The house is passive solar, so the sun that streams in the windows heats the brick floor. “It gives off so many BTUs,” she explained. “Because there’s so many windows, it makes sense.”
There’s also a fireplace with baffles all through it, allowing for a longer, slower release of heat as opposed to sending it up the chimney. “You touch the bricks, and they’re warm,” she said.
The bedrooms are upstairs in what used to be the loft. The floors are made of bricks that were brought in on six pallets. “They’re very uniform and flat,” she said.
There’s an Army room that pays tribute to the military service of her late husband, her father and grandfather.
Along with a small hawk statue is a collection of hawk feathers that she has found. They have special meaning to her because right after her husband passed away, a huge hawk landed outside of her window and seemed to be speaking to her for quite some time, even returning. In her mind, it was as though her husband had returned to tell her everything he never had a chance to say. “He’s here,” she said.
The idea for the barn house came during a trip to Maine with Jim and her parents. In 19th century New England, connected farms – a big house, a little house with a kitchen, a carriage or wagon house and a livestock barn — were common. They visited one such structure that had been converted into a bed and breakfast with a restaurant. “Every wall was like ours – 35 feet high,” she said. From then on, Jim began looking for a barn to convert into a home for them, so they would often drive slowly through the countryside looking for just the right one.

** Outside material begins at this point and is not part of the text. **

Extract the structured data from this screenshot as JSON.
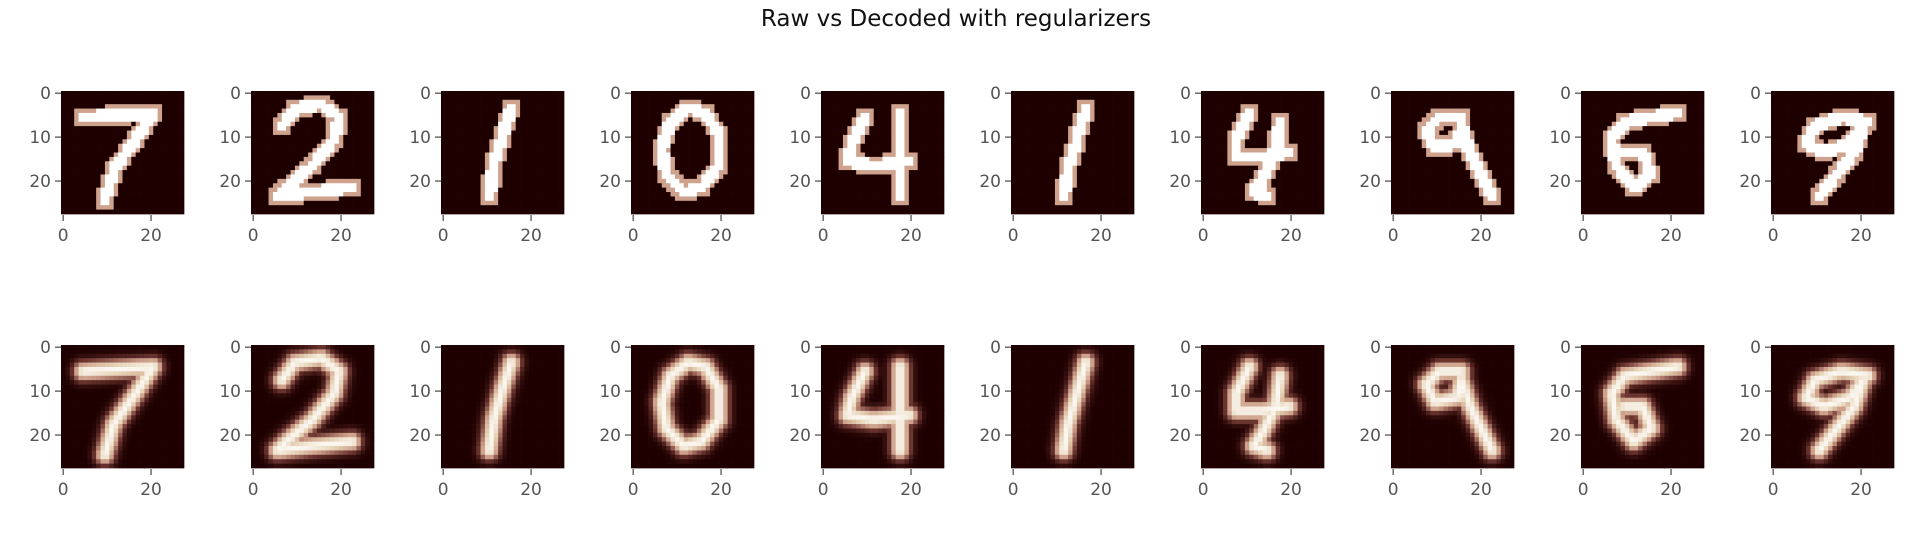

When they finally found the one they wanted, they bought the owners a pole barn to suit their needs. They had the barn taken down, moved and put back up. The 1.5-acre lot where it sits was found by accident when she and her husband ran out of gas in front of what was then a garden and realized it would make a perfect spot for the home.
Staying home
The addition has allowed Owens Yost to stay a part of neighborhood groups like her Well Red book club, cheekily named after their beverage of choice.

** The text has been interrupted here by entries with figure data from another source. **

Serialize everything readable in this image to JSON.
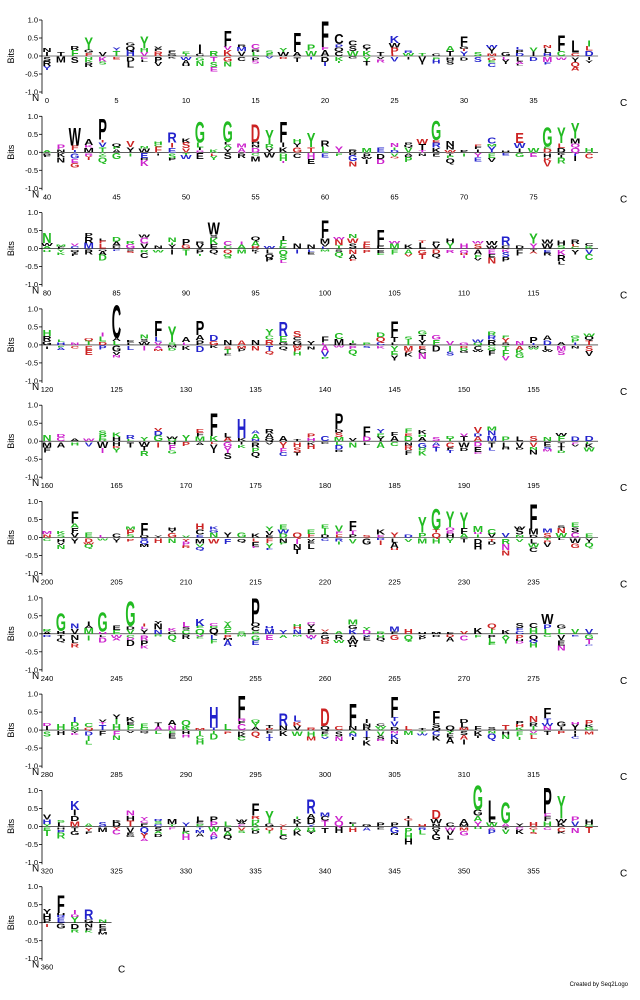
{
  "chart_data": {
    "type": "sequence-logo",
    "ylabel": "Bits",
    "ylim": [
      -1.0,
      1.0
    ],
    "yticks": [
      "1.0",
      "0.5",
      "0.0",
      "-0.5",
      "-1.0"
    ],
    "terminal_start": "N",
    "terminal_end": "C",
    "positions_per_row": 40,
    "total_positions": 365,
    "index_start": 0,
    "tick_interval": 5,
    "colors": {
      "hydrophobic": "#000000",
      "polar": "#22bb22",
      "basic": "#2222cc",
      "acidic": "#cc2222",
      "other": "#cc22cc"
    },
    "highlights": [
      {
        "pos": 3,
        "letter": "Y",
        "height": 0.35,
        "color": "#22bb22"
      },
      {
        "pos": 7,
        "letter": "Y",
        "height": 0.35,
        "color": "#22bb22"
      },
      {
        "pos": 11,
        "letter": "I",
        "height": 0.25,
        "color": "#000000"
      },
      {
        "pos": 13,
        "letter": "F",
        "height": 0.45,
        "color": "#000000"
      },
      {
        "pos": 18,
        "letter": "F",
        "height": 0.55,
        "color": "#000000"
      },
      {
        "pos": 20,
        "letter": "F",
        "height": 0.75,
        "color": "#000000"
      },
      {
        "pos": 21,
        "letter": "C",
        "height": 0.3,
        "color": "#000000"
      },
      {
        "pos": 25,
        "letter": "K",
        "height": 0.2,
        "color": "#2222cc"
      },
      {
        "pos": 30,
        "letter": "F",
        "height": 0.3,
        "color": "#000000"
      },
      {
        "pos": 37,
        "letter": "F",
        "height": 0.45,
        "color": "#000000"
      },
      {
        "pos": 38,
        "letter": "L",
        "height": 0.35,
        "color": "#000000"
      },
      {
        "pos": 42,
        "letter": "W",
        "height": 0.5,
        "color": "#000000"
      },
      {
        "pos": 44,
        "letter": "P",
        "height": 0.6,
        "color": "#000000"
      },
      {
        "pos": 49,
        "letter": "R",
        "height": 0.3,
        "color": "#2222cc"
      },
      {
        "pos": 51,
        "letter": "G",
        "height": 0.6,
        "color": "#22bb22"
      },
      {
        "pos": 53,
        "letter": "G",
        "height": 0.6,
        "color": "#22bb22"
      },
      {
        "pos": 55,
        "letter": "D",
        "height": 0.5,
        "color": "#cc2222"
      },
      {
        "pos": 56,
        "letter": "Y",
        "height": 0.4,
        "color": "#22bb22"
      },
      {
        "pos": 57,
        "letter": "F",
        "height": 0.6,
        "color": "#000000"
      },
      {
        "pos": 59,
        "letter": "Y",
        "height": 0.4,
        "color": "#22bb22"
      },
      {
        "pos": 68,
        "letter": "G",
        "height": 0.55,
        "color": "#22bb22"
      },
      {
        "pos": 74,
        "letter": "E",
        "height": 0.3,
        "color": "#cc2222"
      },
      {
        "pos": 76,
        "letter": "G",
        "height": 0.55,
        "color": "#22bb22"
      },
      {
        "pos": 77,
        "letter": "Y",
        "height": 0.45,
        "color": "#22bb22"
      },
      {
        "pos": 78,
        "letter": "Y",
        "height": 0.45,
        "color": "#22bb22"
      },
      {
        "pos": 80,
        "letter": "N",
        "height": 0.3,
        "color": "#22bb22"
      },
      {
        "pos": 92,
        "letter": "W",
        "height": 0.35,
        "color": "#000000"
      },
      {
        "pos": 100,
        "letter": "F",
        "height": 0.5,
        "color": "#000000"
      },
      {
        "pos": 104,
        "letter": "F",
        "height": 0.45,
        "color": "#000000"
      },
      {
        "pos": 113,
        "letter": "R",
        "height": 0.25,
        "color": "#2222cc"
      },
      {
        "pos": 115,
        "letter": "Y",
        "height": 0.3,
        "color": "#22bb22"
      },
      {
        "pos": 125,
        "letter": "C",
        "height": 0.95,
        "color": "#000000"
      },
      {
        "pos": 128,
        "letter": "F",
        "height": 0.45,
        "color": "#000000"
      },
      {
        "pos": 129,
        "letter": "Y",
        "height": 0.45,
        "color": "#22bb22"
      },
      {
        "pos": 131,
        "letter": "P",
        "height": 0.4,
        "color": "#000000"
      },
      {
        "pos": 137,
        "letter": "R",
        "height": 0.4,
        "color": "#2222cc"
      },
      {
        "pos": 145,
        "letter": "F",
        "height": 0.45,
        "color": "#000000"
      },
      {
        "pos": 172,
        "letter": "F",
        "height": 0.65,
        "color": "#000000"
      },
      {
        "pos": 174,
        "letter": "H",
        "height": 0.55,
        "color": "#2222cc"
      },
      {
        "pos": 181,
        "letter": "P",
        "height": 0.45,
        "color": "#000000"
      },
      {
        "pos": 183,
        "letter": "F",
        "height": 0.3,
        "color": "#000000"
      },
      {
        "pos": 202,
        "letter": "F",
        "height": 0.35,
        "color": "#000000"
      },
      {
        "pos": 207,
        "letter": "F",
        "height": 0.35,
        "color": "#000000"
      },
      {
        "pos": 222,
        "letter": "F",
        "height": 0.3,
        "color": "#000000"
      },
      {
        "pos": 227,
        "letter": "Y",
        "height": 0.45,
        "color": "#22bb22"
      },
      {
        "pos": 228,
        "letter": "G",
        "height": 0.6,
        "color": "#22bb22"
      },
      {
        "pos": 229,
        "letter": "Y",
        "height": 0.45,
        "color": "#22bb22"
      },
      {
        "pos": 230,
        "letter": "Y",
        "height": 0.45,
        "color": "#22bb22"
      },
      {
        "pos": 235,
        "letter": "F",
        "height": 0.7,
        "color": "#000000"
      },
      {
        "pos": 241,
        "letter": "G",
        "height": 0.5,
        "color": "#22bb22"
      },
      {
        "pos": 244,
        "letter": "G",
        "height": 0.55,
        "color": "#22bb22"
      },
      {
        "pos": 246,
        "letter": "G",
        "height": 0.7,
        "color": "#22bb22"
      },
      {
        "pos": 251,
        "letter": "K",
        "height": 0.2,
        "color": "#2222cc"
      },
      {
        "pos": 255,
        "letter": "P",
        "height": 0.7,
        "color": "#000000"
      },
      {
        "pos": 276,
        "letter": "W",
        "height": 0.3,
        "color": "#000000"
      },
      {
        "pos": 292,
        "letter": "H",
        "height": 0.6,
        "color": "#2222cc"
      },
      {
        "pos": 294,
        "letter": "F",
        "height": 0.65,
        "color": "#000000"
      },
      {
        "pos": 297,
        "letter": "R",
        "height": 0.35,
        "color": "#2222cc"
      },
      {
        "pos": 300,
        "letter": "D",
        "height": 0.5,
        "color": "#cc2222"
      },
      {
        "pos": 302,
        "letter": "F",
        "height": 0.65,
        "color": "#000000"
      },
      {
        "pos": 305,
        "letter": "F",
        "height": 0.6,
        "color": "#000000"
      },
      {
        "pos": 308,
        "letter": "F",
        "height": 0.35,
        "color": "#000000"
      },
      {
        "pos": 316,
        "letter": "F",
        "height": 0.3,
        "color": "#000000"
      },
      {
        "pos": 322,
        "letter": "K",
        "height": 0.25,
        "color": "#2222cc"
      },
      {
        "pos": 335,
        "letter": "F",
        "height": 0.35,
        "color": "#000000"
      },
      {
        "pos": 336,
        "letter": "Y",
        "height": 0.35,
        "color": "#22bb22"
      },
      {
        "pos": 339,
        "letter": "R",
        "height": 0.4,
        "color": "#2222cc"
      },
      {
        "pos": 348,
        "letter": "D",
        "height": 0.25,
        "color": "#cc2222"
      },
      {
        "pos": 351,
        "letter": "G",
        "height": 0.7,
        "color": "#22bb22"
      },
      {
        "pos": 352,
        "letter": "L",
        "height": 0.55,
        "color": "#000000"
      },
      {
        "pos": 353,
        "letter": "G",
        "height": 0.6,
        "color": "#22bb22"
      },
      {
        "pos": 356,
        "letter": "P",
        "height": 0.75,
        "color": "#000000"
      },
      {
        "pos": 357,
        "letter": "Y",
        "height": 0.5,
        "color": "#22bb22"
      },
      {
        "pos": 361,
        "letter": "F",
        "height": 0.5,
        "color": "#000000"
      },
      {
        "pos": 363,
        "letter": "R",
        "height": 0.3,
        "color": "#2222cc"
      }
    ]
  },
  "credit": "Created by Seq2Logo"
}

Owens Yost said some of her friends have been inspired by her addition to do something similar. “I just didn’t want to move,” she said, adding that she thinks people who find strength in comfort where they live should do the same. “If you can downsize and be near your family, why not? It just takes sitting down and thinking about it.”
And yet, she said, it’s close enough that her granddaughter can run over looking for a spatula.
She said the big houses in New England allow multiple generations to live together. “What a great idea,” she said. “I have my own life. I can come and go.”